Regarding the labeling schema, a binary classification approach was adopted, where drug-related texts are labeled as 1 and non-drug-related texts as 0. This concise annotation system facilitates efficient discriminative learning for the model.
To ensure scientific rigor and reproducibility, the data were shuffled randomly and partitioned into training, validation, and test sets at a ratio of 8:1:1. The specific distribution is detailed in Table 7.
To mitigate the impact of class imbalance on model training, the ratio of positive to negative samples remained consistent across all subsets, thereby ensuring the objectivity and stability of the evaluation results.
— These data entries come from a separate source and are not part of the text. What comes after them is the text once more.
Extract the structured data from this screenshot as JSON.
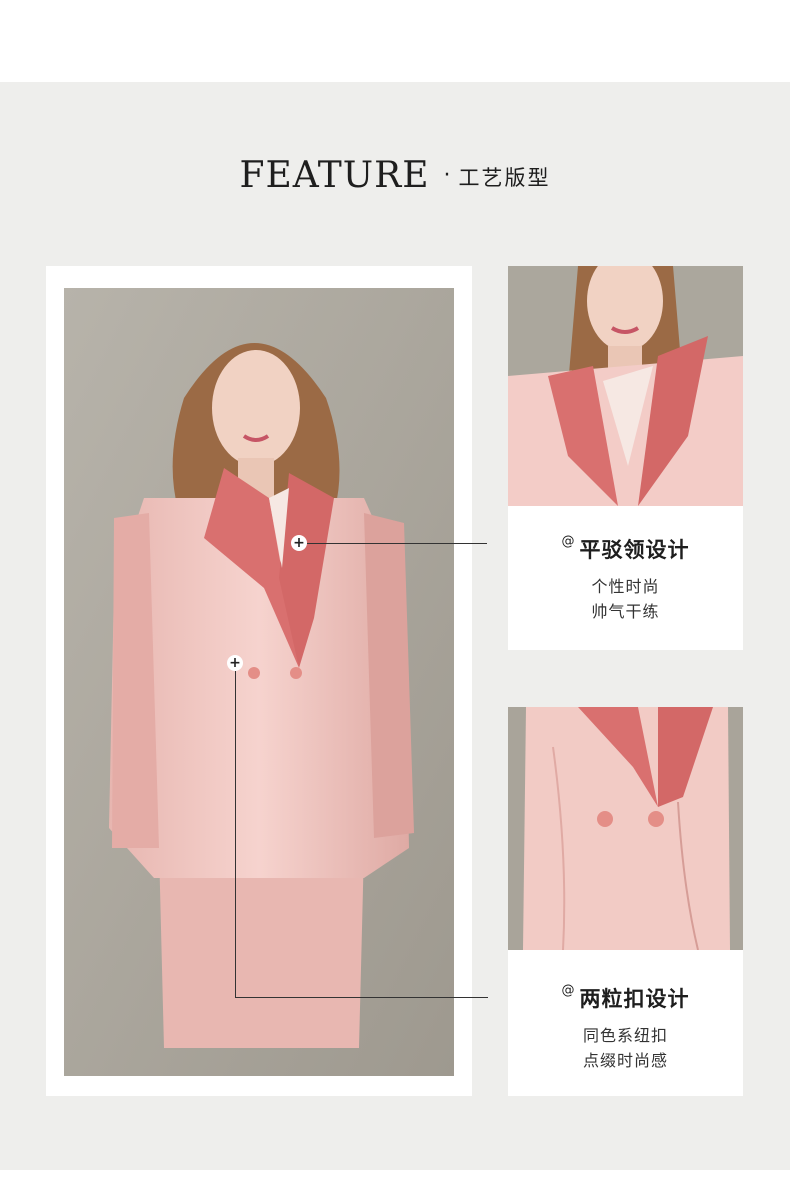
{
  "header": {
    "title": "FEATURE",
    "separator": "·",
    "subtitle": "工艺版型"
  },
  "features": [
    {
      "mark": "@",
      "title": "平驳领设计",
      "lines": [
        "个性时尚",
        "帅气干练"
      ]
    },
    {
      "mark": "@",
      "title": "两粒扣设计",
      "lines": [
        "同色系纽扣",
        "点缀时尚感"
      ]
    }
  ],
  "hotspot_symbol": "+",
  "colors": {
    "background": "#eeeeec",
    "jacket": "#f2c9c4",
    "lapel": "#d9706f",
    "photo_backdrop": "#a7a399",
    "text": "#1e1e1e"
  }
}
4.2. Performance Evaluation of TextCNN

4.2.1. Quantitative Results on Test Set

The trained TextCNN model was evaluated on the test set using a confusion matrix, from which accuracy, precision, recall, F1-score, and AUC were derived. Results are presented in Table 8.
As illustrated in Table 8, the TextCNN model demonstrates exceptional performance in the drug-related slang recognition task. The model achieved an Accuracy of 99.30%, indicating that only approximately 7 errors occurred out of 1,000 test samples. Both Precision and Recall reached 0.9930, underscoring the model’s high reliability in positive class prediction and its ability to capture the vast majority of actual drug-related instances. The F1-score, also recorded at 0.9930, signifies that the model maintains an optimal balance between precision and completeness. Furthermore, the AUC value of 0.9997—which significantly outperforms a random classifier—validates the model’s near-perfect discriminative capability in distinguishing between positive and negative samples. The confusion matrix for the model on the test set is presented in Figure 4.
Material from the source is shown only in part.